OMUFA, Innovation & Competition in the OTC Space
The regulatory landscape for OTC monograph drugs has undergone significant overhaul under the Coronavirus Aid, Relief, and Economic Security Act (“CARES Act”) amendments to the Federal Food, Drug, and Cosmetic Act (FD&C Act) — in particular through section 505G and the User Fee Program known as OMUFA (Over-the-Counter Monograph Drug User Fee Act).
What is OMUFA? Briefly:
- OMUFA authorizes the FDA to collect user‐fees (facility fees, Order Request (“OMOR”) fees) from firms engaged in OTC monograph drug activities.
- It replaces the slow rule-making paradigm for monograph changes with a more nimble “administrative order” process under section 505G.
- OMUFA’s first authorization expires September 30, 2025; reauthorization (“OMUFA II”) is currently under negotiation for FY 2026-2030.
Implications of OMUFA for innovation & competition:
- By streamlining monograph amendment pathways, OMUFA potentially enables faster introduction of new OTC active ingredients or formats — thereby supporting innovation.
- However, the user‐fee burden and the “facility fees” may create fixed costs that disproportionately affect smaller companies.
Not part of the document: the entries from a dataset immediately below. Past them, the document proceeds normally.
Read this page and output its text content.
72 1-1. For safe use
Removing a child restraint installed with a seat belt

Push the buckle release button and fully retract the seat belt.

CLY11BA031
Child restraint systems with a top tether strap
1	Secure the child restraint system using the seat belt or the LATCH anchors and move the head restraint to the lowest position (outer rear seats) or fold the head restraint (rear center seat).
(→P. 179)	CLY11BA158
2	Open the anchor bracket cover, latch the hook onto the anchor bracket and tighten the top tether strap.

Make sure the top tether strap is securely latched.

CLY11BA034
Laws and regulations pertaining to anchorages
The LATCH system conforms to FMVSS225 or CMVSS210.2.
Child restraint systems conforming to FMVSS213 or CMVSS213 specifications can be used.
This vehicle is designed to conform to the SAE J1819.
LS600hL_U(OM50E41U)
For FY 2025, facility fees for a full OTC monograph drug facility (“MDF”) are set at $37,556; for a contract manufacturing organization (CMO) fee at $25,037.
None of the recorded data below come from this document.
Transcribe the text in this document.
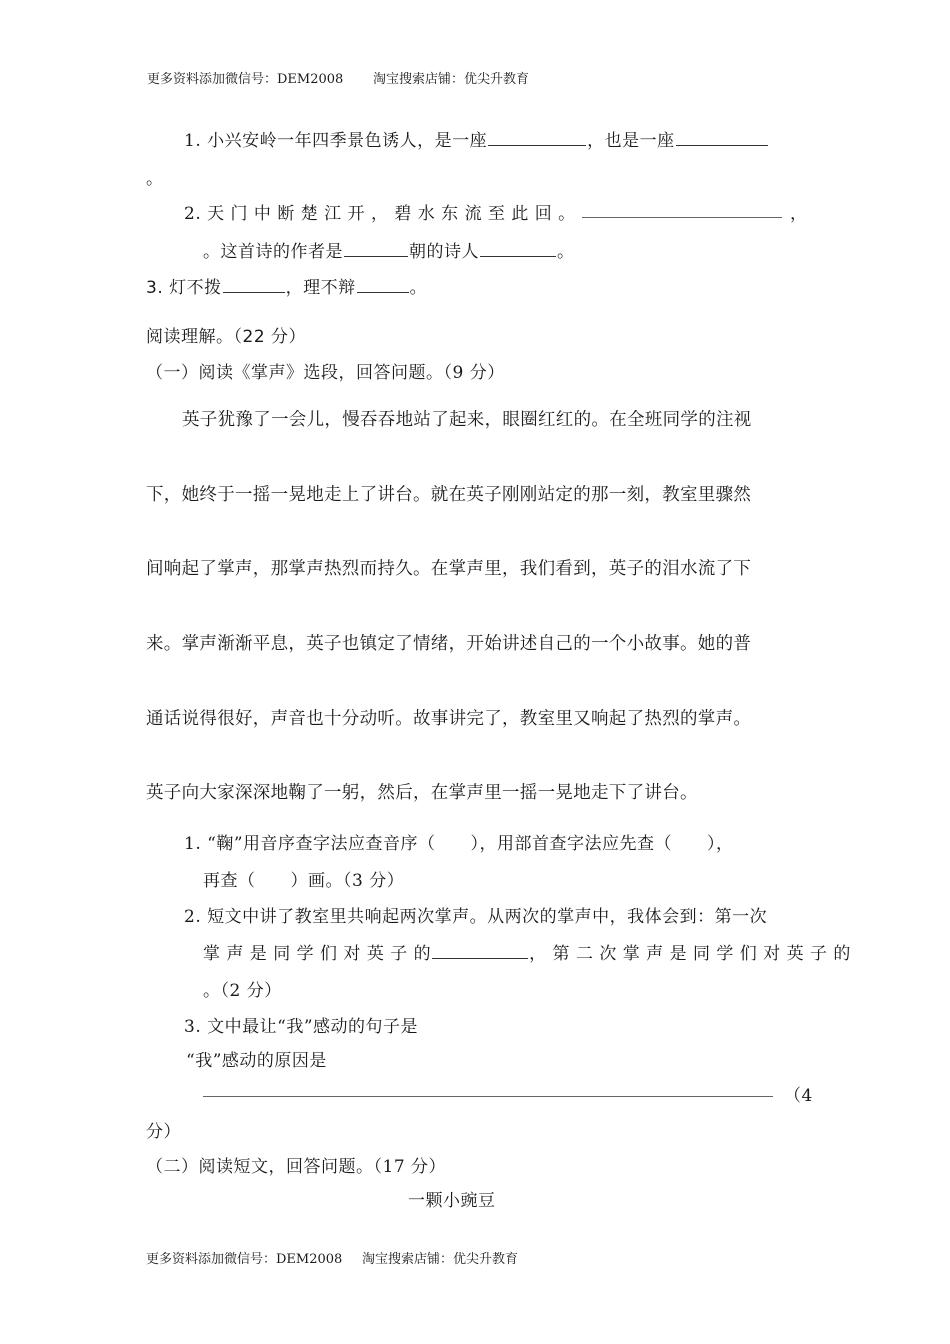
更多资料添加微信号：DEM2008 淘宝搜索店铺：优尖升教育
1. 小兴安岭一年四季景色诱人，是一座	，也是一座
。
2. 天 门 中 断 楚 江 开 ， 碧 水 东 流 至 此 回 。	，
。这首诗的作者是	朝的诗人	。
3. 灯不拨	，理不辩	。
阅读理解。（22 分）
（一）阅读《掌声》选段，回答问题。（9 分）
英子犹豫了一会儿，慢吞吞地站了起来，眼圈红红的。在全班同学的注视
下，她终于一摇一晃地走上了讲台。就在英子刚刚站定的那一刻，教室里骤然
间响起了掌声，那掌声热烈而持久。在掌声里，我们看到，英子的泪水流了下
来。掌声渐渐平息，英子也镇定了情绪，开始讲述自己的一个小故事。她的普
通话说得很好，声音也十分动听。故事讲完了，教室里又响起了热烈的掌声。
英子向大家深深地鞠了一躬，然后，在掌声里一摇一晃地走下了讲台。
1. “鞠”用音序查字法应查音序（　　），用部首查字法应先查（　　），
再查（　　）画。（3 分）
2. 短文中讲了教室里共响起两次掌声。从两次的掌声中，我体会到：第一次
掌 声 是 同 学 们 对 英 子 的	， 第 二 次 掌 声 是 同 学 们 对 英 子 的
。（2 分）
3. 文中最让“我”感动的句子是
“我”感动的原因是
（4
分）
（二）阅读短文，回答问题。（17 分）
一颗小豌豆
更多资料添加微信号：DEM2008 淘宝搜索店铺：优尖升教育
- OMOR fees for ordering a monograph change are substantial (Tier 1: ~$559,777; Tier 2: ~$111,955 in FY 2025) — representing a high barrier for smaller entrants to alter or expand monograph conditions.
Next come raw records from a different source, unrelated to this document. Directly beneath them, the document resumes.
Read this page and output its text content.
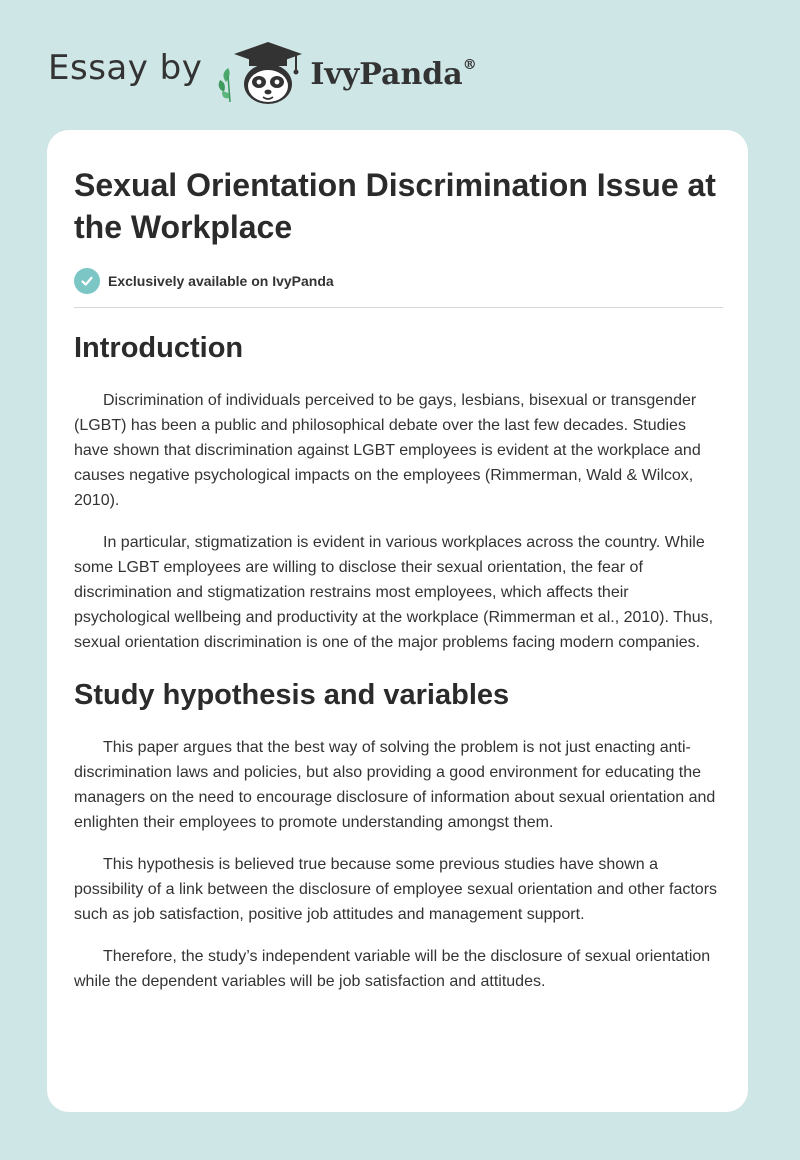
Essay by	IvyPanda®
Sexual Orientation Discrimination Issue at the Workplace
Exclusively available on IvyPanda
Introduction

Discrimination of individuals perceived to be gays, lesbians, bisexual or transgender (LGBT) has been a public and philosophical debate over the last few decades. Studies have shown that discrimination against LGBT employees is evident at the workplace and causes negative psychological impacts on the employees (Rimmerman, Wald & Wilcox, 2010).

In particular, stigmatization is evident in various workplaces across the country. While some LGBT employees are willing to disclose their sexual orientation, the fear of discrimination and stigmatization restrains most employees, which affects their psychological wellbeing and productivity at the workplace (Rimmerman et al., 2010). Thus, sexual orientation discrimination is one of the major problems facing modern companies.

Study hypothesis and variables

This paper argues that the best way of solving the problem is not just enacting anti-discrimination laws and policies, but also providing a good environment for educating the managers on the need to encourage disclosure of information about sexual orientation and enlighten their employees to promote understanding amongst them.

This hypothesis is believed true because some previous studies have shown a possibility of a link between the disclosure of employee sexual orientation and other factors such as job satisfaction, positive job attitudes and management support.

Therefore, the study’s independent variable will be the disclosure of sexual orientation while the dependent variables will be job satisfaction and attitudes.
- For small businesses, this means that while the procedural pathway is improved, cost-and-resource burdens remain significant — potentially favoring larger incumbents unless companies plan accordingly.
- From a competition angle, faster monograph changes (if effective) could reduce “monograph lag” and enable brands to bring novel dosage forms or ingredients to market more quickly — but only if they can navigate format/labeling and pay the fees.
- Also, OMUFA revival discussions emphasize clarifying the “Generally Recognized as Safe and Effective” (GRAS/E) standard, non-animal testing methods, and modernization of topical and sunscreen monographs.
Action items for companies (especially SMEs):
- Build regulatory/proof-of‐concept plans early: If your innovation involves a new dosage form (e.g., mousse, foam, spray, patch) or new active ingredient, assess whether the existing monograph covers it or whether an OMOR request will be required.
- Budget for fees: For small companies the fixed fees may necessitate partner/collaborator models or outsourced manufacturing arrangements to share cost burden.
- Monitor monograph forecast: The FDA publishes annual “monograph forecasts”—staying ahead of potential changes (for example, the sunscreen monograph) enables proactive planning.
- Evaluate competitive advantages: If you anticipate that large incumbents may dominate the “monograph upgrade” process, smaller firms might carve niche via format innovation, claims tweaks, or speed-to-market but must ensure regulatory compliance front-loaded.
- Consider regulatory defense costs: Unapproved format risk (as the sunscreen example) may lead to warning letters, misbranding liability, product withdrawal — so compliance infrastructure is not optional.
Concluding Note
The regulatory environment for sun-care, beauty and personal-care products has entered a new phase. Novel formats (mousse, whip), food-inspired aesthetics, and hybrid product positioning (cosmetic + functional benefit) have huge market appeal — but they also attract regulatory scrutiny. The FDA’s recent warning letters in the sunscreen space illustrate that format and dosage form eligibility under the monograph can be a critical vulnerability.
At the same time, the OMUFA regime promises a more modern, responsive OTC monograph system — but also brings user-fees and competition implications that companies must plan for. In this hybrid regulatory-innovation landscape, companies that proactively align product design, regulatory strategy and business planning will be best placed to both innovate and stay compliant.